Berri'nin konuşmasına, hükümetin silahı devlet elinde toplama kararının etrafından dolaşmak için kesin bir denklem kurmaya çalışan, bunu da devletle doğrudan bir çatışmaya girmeden, Washington ve Tel Aviv'i kızdırmadan veya kabine oturumlarını aksatmak için Hizbullah'ı çekilmeye itmeden yapan sakin ve siyasi bir zeka damga vurdu.
Hizbullah liderliği ve Cumhurbaşkanlığı arasında ikili bir hatta faaliyet gösteren ve Başbakan Nevaf Selam ile dolaylı iletişim kanallarını kullanan Berri, hükümeti uygulamayı ertelemeye ve kararı herhangi bir takvime bağlı kalmadan veya belirli mekanizmalara bağlamadan prensipte benimsemeye zorladı. Böylece Şii bakanların ayrılmasının ardından kabine toplantısı, Berri'nin meseleyi patlama noktasından uzaklaştırma, hükümeti bölünme, felç veya istifadan koruma umuduyla yaptığı akıllıca manevraları gözler önüne serdi.

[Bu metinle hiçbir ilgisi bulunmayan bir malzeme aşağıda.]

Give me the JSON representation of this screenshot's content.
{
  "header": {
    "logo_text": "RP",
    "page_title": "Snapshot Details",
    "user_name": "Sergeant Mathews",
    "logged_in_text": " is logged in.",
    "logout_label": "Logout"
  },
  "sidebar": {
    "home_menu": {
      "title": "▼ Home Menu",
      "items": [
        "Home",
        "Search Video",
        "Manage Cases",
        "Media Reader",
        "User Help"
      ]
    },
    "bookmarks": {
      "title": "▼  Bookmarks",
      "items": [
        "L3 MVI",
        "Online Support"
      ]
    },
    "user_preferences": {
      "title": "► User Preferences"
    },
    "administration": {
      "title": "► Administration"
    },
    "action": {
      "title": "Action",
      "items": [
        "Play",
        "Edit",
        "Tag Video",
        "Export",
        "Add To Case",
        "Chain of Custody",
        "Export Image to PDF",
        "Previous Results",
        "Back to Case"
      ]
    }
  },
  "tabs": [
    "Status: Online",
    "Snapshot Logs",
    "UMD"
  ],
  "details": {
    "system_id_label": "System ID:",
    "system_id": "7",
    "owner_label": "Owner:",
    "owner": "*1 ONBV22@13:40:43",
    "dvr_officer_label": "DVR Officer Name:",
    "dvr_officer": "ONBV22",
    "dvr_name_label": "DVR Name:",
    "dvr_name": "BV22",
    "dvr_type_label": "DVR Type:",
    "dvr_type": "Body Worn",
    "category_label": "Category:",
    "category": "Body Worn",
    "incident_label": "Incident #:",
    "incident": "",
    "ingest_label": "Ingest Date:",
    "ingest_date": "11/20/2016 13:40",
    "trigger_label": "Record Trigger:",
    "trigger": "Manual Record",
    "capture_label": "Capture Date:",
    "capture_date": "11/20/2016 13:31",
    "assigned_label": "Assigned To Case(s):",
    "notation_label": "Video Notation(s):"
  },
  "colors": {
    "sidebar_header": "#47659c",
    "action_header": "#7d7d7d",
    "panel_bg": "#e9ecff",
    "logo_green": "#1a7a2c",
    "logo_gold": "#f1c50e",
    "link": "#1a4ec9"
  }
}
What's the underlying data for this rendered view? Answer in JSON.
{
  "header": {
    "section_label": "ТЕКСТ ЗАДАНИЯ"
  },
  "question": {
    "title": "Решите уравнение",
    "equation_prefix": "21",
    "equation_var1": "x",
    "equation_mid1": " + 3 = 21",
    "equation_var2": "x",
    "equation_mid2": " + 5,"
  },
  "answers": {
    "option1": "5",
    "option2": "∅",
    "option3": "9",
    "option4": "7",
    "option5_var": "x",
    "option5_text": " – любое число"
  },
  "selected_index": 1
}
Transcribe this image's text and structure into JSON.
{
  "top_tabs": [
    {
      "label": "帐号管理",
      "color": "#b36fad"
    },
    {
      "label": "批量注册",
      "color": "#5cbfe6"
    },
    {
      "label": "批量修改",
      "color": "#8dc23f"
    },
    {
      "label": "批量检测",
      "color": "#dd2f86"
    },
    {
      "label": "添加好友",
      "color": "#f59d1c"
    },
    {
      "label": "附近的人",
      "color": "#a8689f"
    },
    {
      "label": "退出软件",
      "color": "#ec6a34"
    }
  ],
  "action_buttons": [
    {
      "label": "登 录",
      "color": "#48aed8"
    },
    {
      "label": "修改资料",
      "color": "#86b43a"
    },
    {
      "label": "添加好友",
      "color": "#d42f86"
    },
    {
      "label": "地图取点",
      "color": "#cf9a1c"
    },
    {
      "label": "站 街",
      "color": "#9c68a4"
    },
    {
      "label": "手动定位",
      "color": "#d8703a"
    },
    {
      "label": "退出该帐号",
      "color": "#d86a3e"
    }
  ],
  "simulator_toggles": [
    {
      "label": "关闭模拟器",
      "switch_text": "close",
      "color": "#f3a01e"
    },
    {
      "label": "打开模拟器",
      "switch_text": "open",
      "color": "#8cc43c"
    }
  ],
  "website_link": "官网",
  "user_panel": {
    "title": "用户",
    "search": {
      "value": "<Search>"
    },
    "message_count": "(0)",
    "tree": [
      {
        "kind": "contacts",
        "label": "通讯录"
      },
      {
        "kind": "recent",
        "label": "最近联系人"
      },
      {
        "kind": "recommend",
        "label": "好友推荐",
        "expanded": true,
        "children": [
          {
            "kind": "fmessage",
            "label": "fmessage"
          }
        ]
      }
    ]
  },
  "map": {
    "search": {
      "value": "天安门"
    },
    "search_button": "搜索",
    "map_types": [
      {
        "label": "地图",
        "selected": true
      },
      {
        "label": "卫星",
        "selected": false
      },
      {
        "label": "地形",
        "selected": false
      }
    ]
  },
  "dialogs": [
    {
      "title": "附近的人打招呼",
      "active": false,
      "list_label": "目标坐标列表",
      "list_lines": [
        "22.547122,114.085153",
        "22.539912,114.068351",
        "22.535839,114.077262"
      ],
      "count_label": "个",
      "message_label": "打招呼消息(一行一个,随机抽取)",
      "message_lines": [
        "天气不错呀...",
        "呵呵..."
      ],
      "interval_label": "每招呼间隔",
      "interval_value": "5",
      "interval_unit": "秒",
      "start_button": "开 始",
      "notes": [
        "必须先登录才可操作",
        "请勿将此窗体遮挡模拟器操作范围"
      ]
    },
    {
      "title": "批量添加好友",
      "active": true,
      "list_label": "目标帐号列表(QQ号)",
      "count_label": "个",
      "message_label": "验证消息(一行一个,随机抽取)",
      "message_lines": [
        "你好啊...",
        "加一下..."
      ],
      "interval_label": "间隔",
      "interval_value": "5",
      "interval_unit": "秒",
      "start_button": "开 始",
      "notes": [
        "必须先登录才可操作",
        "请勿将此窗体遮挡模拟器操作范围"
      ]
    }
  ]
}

Gerçekler, içerisi ve dışarısı, özellikle de İsrail ile yüzleşmekten aciz Şii İkilisi’nin, silahın devlet elinde toplanması planını tek bir madde olarak sunmak yerine daha geniş bir gündem dahilinde tartışmayı tercih ettiğini gösteriyor. Berri de son konuşmasında bunu ısrarla vurguladı. Hizbullah'ın silahıyla ilgili tartışmaya kapıyı kapatmadı, ancak Cumhurbaşkanı Joseph Avn'ın yemin töreni konuşmasında ifade edildiği gibi, bunun ulusal savunma stratejisi çerçevesine dahil edilmesini istedi. Bu, Hizbullah’ın silahsızlandırma kararının üzerinden atlamak için öne sürdüğü bir taleptir. Berri, bu önerisiyle, tartışmayı hükümetin çöküşüne yol açabilecek acil ve tartışmalı bir mesele olmaktan çıkarıp, daha kapsamlı bir ulusal plan bağlamında müzakere edilebilir bir maddeye dönüştürmeye çalıştı. Bu plan, asgari düzeyde bir uzlaşıyı koruyor ve Lübnan'ın kendisine karşılayamayacağı talepler dayatılması halinde uluslararası toplumda ve Arap dünyasında tecrit olmasını engelliyor.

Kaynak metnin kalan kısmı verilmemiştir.